"Oscillations elastic (also called vibration) in an elastic material, consist in alternately movement around the respective equilibrium positions of the elementary masses"
"The residual stress in a metal doesn't depend on its hardness, {but from the module of elasticity or Young module} and from its chemical composition {(density)}"
"The residual stresses tend to equilibrate themselves in the surface of the material."
"The method discovered analyzes the value of acceleration vibratory generated by an impulse to constant energy with the subsequent reaction elastic (elastic field) from the metal."
Maybe you don't know what the product is your advertising. Oscillations are oscillations.
wave front: A continuous surface drawn through all points in a wave disturbance which have the same phase.
wave length: The distance, measured along the line of propagation, between two wave surfaces in which the phase differs by one complete period. Numerically, the wavelength is equal to the velocity of propagation divided by the wave frequency.

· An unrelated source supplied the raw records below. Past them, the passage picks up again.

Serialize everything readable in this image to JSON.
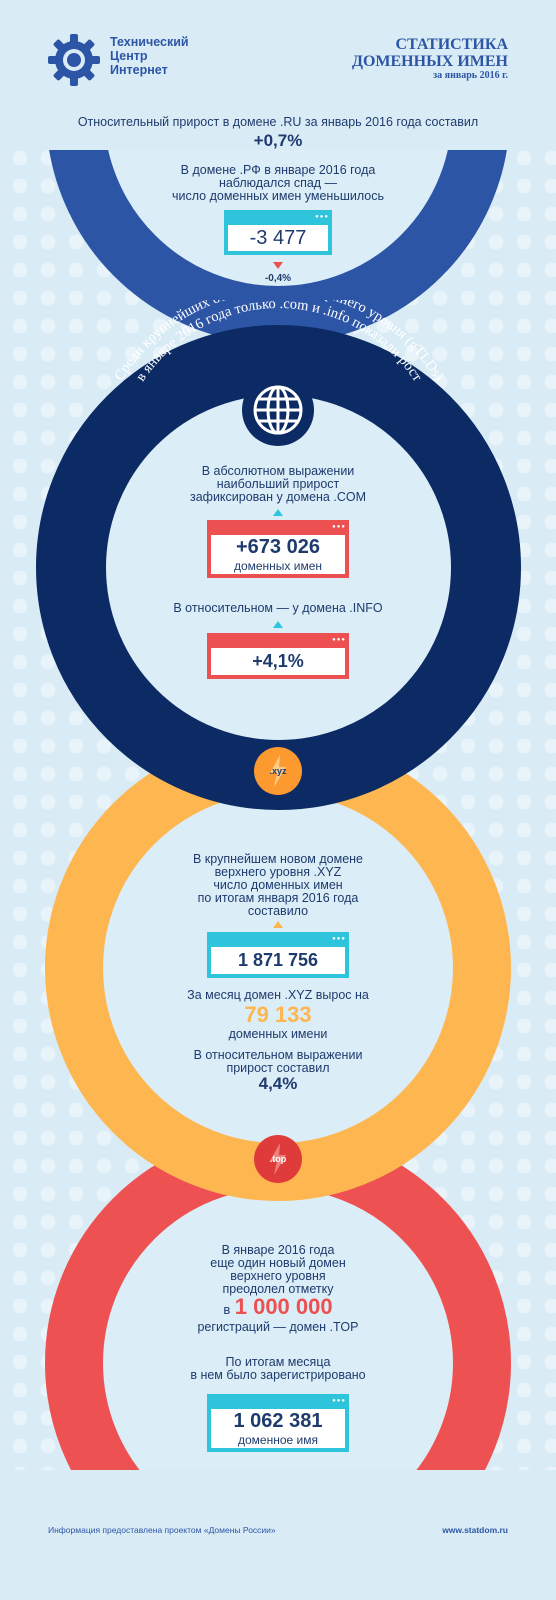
{
  "header": {
    "org_line1": "Технический",
    "org_line2": "Центр",
    "org_line3": "Интернет",
    "title_line1": "СТАТИСТИКА",
    "title_line2": "ДОМЕННЫХ ИМЕН",
    "subtitle": "за январь 2016 г."
  },
  "ru": {
    "line": "Относительный прирост  в домене .RU за январь 2016 года составил",
    "value": "+0,7%"
  },
  "rf": {
    "line1": "В домене .РФ в январе 2016 года",
    "line2": "наблюдался спад —",
    "line3": "число доменных имен уменьшилось",
    "value": "-3 477",
    "percent": "-0,4%"
  },
  "gtld": {
    "arc_line1": "Среди крупнейших общих доменов верхнего уровня (gTLDs)",
    "arc_line2": "в январе 2016 года только .com и .info показали рост",
    "abs_line1": "В абсолютном выражении",
    "abs_line2": "наибольший прирост",
    "abs_line3": "зафиксирован у домена .COM",
    "com_value": "+673 026",
    "com_unit": "доменных имен",
    "rel_line": "В относительном — у домена .INFO",
    "info_value": "+4,1%"
  },
  "xyz": {
    "badge": ".xyz",
    "line1": "В крупнейшем новом домене",
    "line2": "верхнего уровня .XYZ",
    "line3": "число доменных имен",
    "line4": "по итогам января 2016 года",
    "line5": "составило",
    "value": "1 871 756",
    "growth_line": "За месяц домен .XYZ вырос на",
    "growth_value": "79 133",
    "growth_unit": "доменных имени",
    "rel_line1": "В относительном выражении",
    "rel_line2": "прирост составил",
    "rel_value": "4,4%"
  },
  "top": {
    "badge": ".top",
    "line1": "В январе 2016 года",
    "line2": "еще один новый домен",
    "line3": "верхнего уровня",
    "line4": "преодолел отметку",
    "in_word": "в",
    "million": "1 000 000",
    "line5": "регистраций — домен .TOP",
    "line6": "По итогам месяца",
    "line7": "в нем было зарегистрировано",
    "value": "1 062 381",
    "unit": "доменное имя"
  },
  "footer": {
    "source": "Информация предоставлена проектом «Домены России»",
    "url": "www.statdom.ru"
  },
  "colors": {
    "background": "#d9ecf6",
    "ring_blue": "#2d55a6",
    "ring_navy": "#0c2a63",
    "ring_orange": "#feb650",
    "ring_red": "#ee5151",
    "card_cyan": "#2ec4db",
    "card_red": "#ec5050",
    "text": "#1f3b6e"
  },
  "icons": [
    "gear-logo-icon",
    "globe-icon",
    "lightning-icon"
  ]
}
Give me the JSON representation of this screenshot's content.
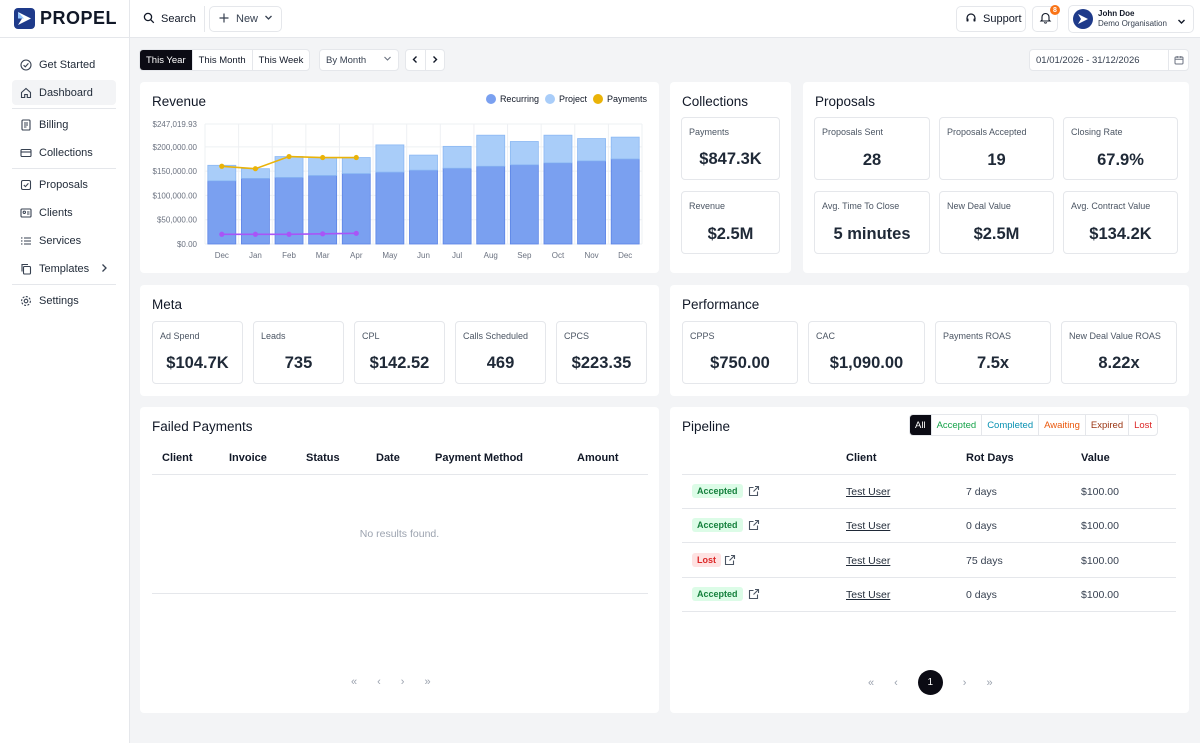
{
  "app": {
    "brand": "PROPEL"
  },
  "sidebar": {
    "items": [
      {
        "label": "Get Started",
        "icon": "check-circle-icon"
      },
      {
        "label": "Dashboard",
        "icon": "home-icon",
        "active": true
      },
      {
        "label": "Billing",
        "icon": "receipt-icon"
      },
      {
        "label": "Collections",
        "icon": "credit-card-icon"
      },
      {
        "label": "Proposals",
        "icon": "checkbox-icon"
      },
      {
        "label": "Clients",
        "icon": "contact-card-icon"
      },
      {
        "label": "Services",
        "icon": "list-icon"
      },
      {
        "label": "Templates",
        "icon": "copy-icon"
      },
      {
        "label": "Settings",
        "icon": "gear-icon"
      }
    ]
  },
  "topbar": {
    "search_label": "Search",
    "new_label": "New",
    "support_label": "Support",
    "notification_count": "8",
    "user_name": "John Doe",
    "user_org": "Demo Organisation"
  },
  "filters": {
    "ranges": [
      "This Year",
      "This Month",
      "This Week"
    ],
    "group_by": "By Month",
    "date_range": "01/01/2026 - 31/12/2026"
  },
  "revenue": {
    "title": "Revenue",
    "legend": [
      "Recurring",
      "Project",
      "Payments"
    ]
  },
  "chart_data": {
    "type": "bar",
    "title": "Revenue",
    "categories": [
      "Dec",
      "Jan",
      "Feb",
      "Mar",
      "Apr",
      "May",
      "Jun",
      "Jul",
      "Aug",
      "Sep",
      "Oct",
      "Nov",
      "Dec"
    ],
    "y_ticks": [
      "$0.00",
      "$50,000.00",
      "$100,000.00",
      "$150,000.00",
      "$200,000.00",
      "$247,019.93"
    ],
    "ylim": [
      0,
      247019.93
    ],
    "series": [
      {
        "name": "Recurring",
        "type": "stacked-bar",
        "values": [
          130000,
          135000,
          137000,
          141000,
          145000,
          148000,
          152000,
          156000,
          160000,
          163000,
          167000,
          171000,
          175000
        ]
      },
      {
        "name": "Project",
        "type": "stacked-bar",
        "values": [
          32000,
          20000,
          43000,
          37000,
          33000,
          56000,
          31000,
          45000,
          64000,
          48000,
          57000,
          46000,
          45000
        ]
      },
      {
        "name": "Payments",
        "type": "line",
        "values": [
          160000,
          155000,
          180000,
          178000,
          178000,
          null,
          null,
          null,
          null,
          null,
          null,
          null,
          null
        ]
      },
      {
        "name": "",
        "type": "line",
        "values": [
          20000,
          20000,
          20000,
          21000,
          22000,
          null,
          null,
          null,
          null,
          null,
          null,
          null,
          null
        ]
      }
    ],
    "colors": {
      "recurring": "#7aa0f0",
      "project": "#a9cdf9",
      "payments": "#eab308",
      "lower": "#a855f7"
    },
    "grid": true,
    "legend_position": "top-right"
  },
  "collections": {
    "title": "Collections",
    "stats": [
      {
        "label": "Payments",
        "value": "$847.3K"
      },
      {
        "label": "Revenue",
        "value": "$2.5M"
      }
    ]
  },
  "proposals": {
    "title": "Proposals",
    "stats": [
      {
        "label": "Proposals Sent",
        "value": "28"
      },
      {
        "label": "Proposals Accepted",
        "value": "19"
      },
      {
        "label": "Closing Rate",
        "value": "67.9%"
      },
      {
        "label": "Avg. Time To Close",
        "value": "5 minutes"
      },
      {
        "label": "New Deal Value",
        "value": "$2.5M"
      },
      {
        "label": "Avg. Contract Value",
        "value": "$134.2K"
      }
    ]
  },
  "meta": {
    "title": "Meta",
    "stats": [
      {
        "label": "Ad Spend",
        "value": "$104.7K"
      },
      {
        "label": "Leads",
        "value": "735"
      },
      {
        "label": "CPL",
        "value": "$142.52"
      },
      {
        "label": "Calls Scheduled",
        "value": "469"
      },
      {
        "label": "CPCS",
        "value": "$223.35"
      }
    ]
  },
  "performance": {
    "title": "Performance",
    "stats": [
      {
        "label": "CPPS",
        "value": "$750.00"
      },
      {
        "label": "CAC",
        "value": "$1,090.00"
      },
      {
        "label": "Payments ROAS",
        "value": "7.5x"
      },
      {
        "label": "New Deal Value ROAS",
        "value": "8.22x"
      }
    ]
  },
  "failed_payments": {
    "title": "Failed Payments",
    "columns": [
      "Client",
      "Invoice",
      "Status",
      "Date",
      "Payment Method",
      "Amount"
    ],
    "empty_text": "No results found."
  },
  "pipeline": {
    "title": "Pipeline",
    "tabs": [
      {
        "label": "All",
        "color": "#ffffff"
      },
      {
        "label": "Accepted",
        "color": "#16a34a"
      },
      {
        "label": "Completed",
        "color": "#0891b2"
      },
      {
        "label": "Awaiting",
        "color": "#ea580c"
      },
      {
        "label": "Expired",
        "color": "#9a3412"
      },
      {
        "label": "Lost",
        "color": "#dc2626"
      }
    ],
    "columns": [
      "Client",
      "Rot Days",
      "Value"
    ],
    "rows": [
      {
        "status": "Accepted",
        "client": "Test User",
        "rot_days": "7 days",
        "value": "$100.00"
      },
      {
        "status": "Accepted",
        "client": "Test User",
        "rot_days": "0 days",
        "value": "$100.00"
      },
      {
        "status": "Lost",
        "client": "Test User",
        "rot_days": "75 days",
        "value": "$100.00"
      },
      {
        "status": "Accepted",
        "client": "Test User",
        "rot_days": "0 days",
        "value": "$100.00"
      }
    ],
    "current_page": "1"
  }
}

No matter what the mechanism your using for initiation of the wave oscillation, the end result is the same. Propagation of a wavefront(s) through the material. That mechanism can be a hammer blow, a mechanical piston, or a piezoelectic transducer. Sonic, sub sonic, hyper sonic, ultrasonic.. all production a wave front, and with a P wave front it will find it'self in compression or rarefraction.
those wavefronts can take many forms of oscillation depending on the material, temperature etc.
There is longitudinal, transverse, rayleigh, lamb, love, stoneley, sezawa, etc.
V= square root of C ij / p
V is velocity(speed of sound), C = elastic constant, and p = material density ij = directionality of the elastic constants with respect to the wave type and direction of wave travel.
I understood completly what your after. This device your describing is a different twist on an old principle.